Tag Archive: about subsidy press

Self Publishing Butterflies Buy Their Own ISBNs

The butterfly (representing a free ISBN from a self publishing company) is not the focus of the effort… it is the leaf supporting the butterfly (which represents your own self publishing company). Own your own ISBN, so it doesn’t matter where your butter flies.

The ISBN, the International Standard Book Number, is of particular concern to a publisher… and is generally confusing for an author.

But it is THE definition of a Do It Your Self publisher.

Owning the ISBN is the difference between being a self publisher who is a publisher and being an author who has engaged self publishing services. My self publishing advice is that you should own your ISBN and get a business license for your self publishing company. It’s worth the effort, which isn’t a huge effort, and worth the cost, which is a large-ish up front cost for the pack of 10 numbers, but comes out to about $30 per book.

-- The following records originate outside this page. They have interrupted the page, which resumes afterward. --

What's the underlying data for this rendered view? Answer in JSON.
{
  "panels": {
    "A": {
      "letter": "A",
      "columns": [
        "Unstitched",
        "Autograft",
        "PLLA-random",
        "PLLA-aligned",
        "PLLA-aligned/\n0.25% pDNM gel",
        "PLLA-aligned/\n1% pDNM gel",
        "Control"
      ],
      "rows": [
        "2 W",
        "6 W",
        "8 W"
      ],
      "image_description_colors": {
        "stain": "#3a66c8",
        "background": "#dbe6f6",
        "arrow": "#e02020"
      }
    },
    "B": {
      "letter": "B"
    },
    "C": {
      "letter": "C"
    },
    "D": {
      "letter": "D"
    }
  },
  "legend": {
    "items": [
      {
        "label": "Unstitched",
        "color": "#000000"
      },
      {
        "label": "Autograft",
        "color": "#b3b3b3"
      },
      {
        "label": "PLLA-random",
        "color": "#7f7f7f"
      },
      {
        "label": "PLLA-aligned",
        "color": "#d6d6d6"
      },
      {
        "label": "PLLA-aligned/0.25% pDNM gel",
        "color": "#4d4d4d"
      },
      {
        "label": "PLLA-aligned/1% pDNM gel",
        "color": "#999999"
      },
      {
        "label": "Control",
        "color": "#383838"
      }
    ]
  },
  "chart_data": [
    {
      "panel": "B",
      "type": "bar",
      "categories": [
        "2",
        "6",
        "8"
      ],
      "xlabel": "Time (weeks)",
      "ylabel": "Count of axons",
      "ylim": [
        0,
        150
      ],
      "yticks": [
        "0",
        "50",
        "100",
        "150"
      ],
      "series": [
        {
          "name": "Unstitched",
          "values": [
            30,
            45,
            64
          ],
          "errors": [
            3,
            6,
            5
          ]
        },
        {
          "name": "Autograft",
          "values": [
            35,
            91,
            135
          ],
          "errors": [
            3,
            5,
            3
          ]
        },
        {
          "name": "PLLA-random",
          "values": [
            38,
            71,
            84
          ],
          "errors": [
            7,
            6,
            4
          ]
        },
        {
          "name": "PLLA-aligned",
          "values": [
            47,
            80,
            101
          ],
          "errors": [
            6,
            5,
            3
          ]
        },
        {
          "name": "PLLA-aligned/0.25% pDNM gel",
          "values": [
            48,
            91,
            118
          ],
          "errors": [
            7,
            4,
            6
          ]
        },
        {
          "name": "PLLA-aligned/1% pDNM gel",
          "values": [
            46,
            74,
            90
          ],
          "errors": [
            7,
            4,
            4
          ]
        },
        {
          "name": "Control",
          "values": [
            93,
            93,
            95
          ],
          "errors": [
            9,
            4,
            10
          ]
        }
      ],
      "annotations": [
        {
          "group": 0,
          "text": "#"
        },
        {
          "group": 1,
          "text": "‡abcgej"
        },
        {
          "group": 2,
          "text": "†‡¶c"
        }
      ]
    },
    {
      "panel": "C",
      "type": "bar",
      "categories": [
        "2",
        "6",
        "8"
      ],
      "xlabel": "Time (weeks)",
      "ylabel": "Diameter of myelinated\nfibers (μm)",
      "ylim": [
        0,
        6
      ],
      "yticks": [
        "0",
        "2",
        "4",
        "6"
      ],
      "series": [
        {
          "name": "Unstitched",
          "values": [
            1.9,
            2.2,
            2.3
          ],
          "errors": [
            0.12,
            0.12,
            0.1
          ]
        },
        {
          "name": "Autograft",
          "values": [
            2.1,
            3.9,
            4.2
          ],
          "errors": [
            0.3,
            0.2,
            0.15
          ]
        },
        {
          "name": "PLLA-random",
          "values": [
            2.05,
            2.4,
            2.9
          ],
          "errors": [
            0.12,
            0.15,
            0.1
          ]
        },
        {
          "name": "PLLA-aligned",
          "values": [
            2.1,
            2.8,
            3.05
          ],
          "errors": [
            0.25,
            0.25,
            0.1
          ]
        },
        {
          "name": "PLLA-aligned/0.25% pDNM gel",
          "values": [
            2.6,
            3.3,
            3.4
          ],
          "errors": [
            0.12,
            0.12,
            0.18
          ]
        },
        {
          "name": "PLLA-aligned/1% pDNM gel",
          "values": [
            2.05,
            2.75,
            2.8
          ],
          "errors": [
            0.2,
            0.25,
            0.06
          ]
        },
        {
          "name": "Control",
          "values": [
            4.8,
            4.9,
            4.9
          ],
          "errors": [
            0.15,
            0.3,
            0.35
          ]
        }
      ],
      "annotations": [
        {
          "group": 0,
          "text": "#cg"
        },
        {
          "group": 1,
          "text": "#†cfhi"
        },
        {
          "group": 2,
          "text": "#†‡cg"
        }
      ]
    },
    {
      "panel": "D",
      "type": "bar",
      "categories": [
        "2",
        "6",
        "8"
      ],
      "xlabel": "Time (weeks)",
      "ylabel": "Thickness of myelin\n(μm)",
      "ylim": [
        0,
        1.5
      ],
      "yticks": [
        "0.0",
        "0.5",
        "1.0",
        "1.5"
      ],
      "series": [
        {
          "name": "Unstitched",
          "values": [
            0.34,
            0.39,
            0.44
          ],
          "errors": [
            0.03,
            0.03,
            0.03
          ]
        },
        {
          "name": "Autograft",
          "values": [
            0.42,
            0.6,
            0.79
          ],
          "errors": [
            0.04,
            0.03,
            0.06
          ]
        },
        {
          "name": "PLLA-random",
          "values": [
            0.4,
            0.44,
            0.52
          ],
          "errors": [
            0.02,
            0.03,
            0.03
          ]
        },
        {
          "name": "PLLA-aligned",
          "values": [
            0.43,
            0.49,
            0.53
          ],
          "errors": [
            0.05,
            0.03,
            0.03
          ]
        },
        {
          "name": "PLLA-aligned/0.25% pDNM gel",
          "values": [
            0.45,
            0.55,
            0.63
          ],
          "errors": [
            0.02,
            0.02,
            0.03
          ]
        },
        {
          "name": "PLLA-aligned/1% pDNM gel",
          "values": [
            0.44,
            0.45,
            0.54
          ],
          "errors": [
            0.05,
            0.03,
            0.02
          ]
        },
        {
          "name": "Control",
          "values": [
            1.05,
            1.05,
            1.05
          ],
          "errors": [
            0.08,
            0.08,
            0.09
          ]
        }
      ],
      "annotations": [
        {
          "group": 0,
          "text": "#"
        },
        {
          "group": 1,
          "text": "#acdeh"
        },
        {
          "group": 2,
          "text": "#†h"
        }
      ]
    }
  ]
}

The ISBN is a 13 digit number used to identify both the book and the publisher. Many self publishing service providers offer to assign one for free to your book project, and that will mean that their publishing company will come up under the listing for your book title until you re-publish with another number or another company. With all the marketing effort I put into my books, I prefer to own my own ISBN and therefore have the number follow my title no matter where or how I print it and offer it for sale.

The ISBN is not the same as the barcode. You can buy the barcode when you buy the ISBN, but you don’t have to. There are ways to make the barcode later, and if you don’t ever produce a short print run outside of the print-on-demand service, you won’t ever need it. When I publish through CreateSpace, I provide my own ISBN, and they use it to generate my barcode automatically.

ISBNs used to be 10 digit numbers, but then the earth’s population exploded with book-reading mammals and ISBNs needed to expand to 13 digits. There’s a converter for the 10 digit numbers to get them to conform to modern standards… you don’t just assign zeros to one end.

ISBNs are unique to a particular edition of a book. You can correct typos without using a new ISBN, but you can’t change content. An ebook, even if it is identical to the print book, will have a different ISBN.

By using my own ISBN number, I can do a print run outside of CreateSpace and keep the same ISBN number (and I also have to keep the same trim size and page count). If I accept the free number from CreateSpace… or any of the other companies that offer it, then I am not supposed to use that number as I produce the book in any other way. I retain all my options by using my own number.

The ISBNs are available online from only one company. While I can buy one, I prefer to buy the pack of 10 because I know I will use them, and they will be mine… all mine…. Bwahahahaha!



The sundog of Self Publishing Advice

This is a SunDog. It’s like a mini rainbow… just like Vanity and Subsidy Press are like mini self publishing. There’s less chance of a pot of gold at the end of a sundog than a rainbow… do you see my analogy? I hope so… cuz it’s a stretch, I know.

What if true self publishing is not for you?  What if the time, learning curve, effort, follow-through, and set up are beyond what you are willing or able or ready to do?

Possibly some of the other kinds of publishing solutions are a good idea.

While there are a few “bad” publishing solutions out there in this new and exciting world of self publishing, not all of the vanity or subsidy presses are wicked. And not all of the self publishing helper services are a waste of money. Different book self publishing projects match different book self publishing solutions.

Vanity press is called “vanity” because the author pays to have the book published. There is no editorial oversight. The author can have a published book in hand with no obstacles other than actually writing it. It could be a book of blank pages, so that’s not actually an obstacle either.

Subsidy press is another kind of “vanity” press, again tied only to the author’s ability to pay. And both those kinds of publishing services are often dissed because of the lack of perceived effort on the author’s part in getting the book to market. In both these publishing solutions, the ISBN number is given to the author by the press, either for free or for a fee. So those companies are the publisher. It isn’t self publishing, but the author doesn’t have to go through the gauntlet of traditional publishing rejection or the mountains of work in do-it-yourself self publishing.

Vanity or subsidy press are an ideal solution for a book that the author wants to make available to either family and friends, or even the general public, but has no concerns for the long term rights ownership, publishing contractual details, or profit margin.

A family memoir, for instance. Or a fundraiser cookbook. Or a collection of a child’s poetry or artwork.

The long-term rights ownership is a concern because of the ISBN number having been assigned by that press, and that affects the publishing contract issues and the author’s ability to have the book printed anywhere else. The book may also be more expensive to print and sell in small quantities, which can make it unfeasible for a true self publishing approach.

For an author with a serious plan to market and support a book, but no time or ability to go the whole journey into self publishing, subsidy press can work well. The cost makes turning a profit on the book more difficult, but at least the book is out there and in reader’s hands.

The key to choosing the right solution for self publishing a book is to match the right publishing solution to the publishing project.

And the right match depends on the author’s ultimate purpose for the book.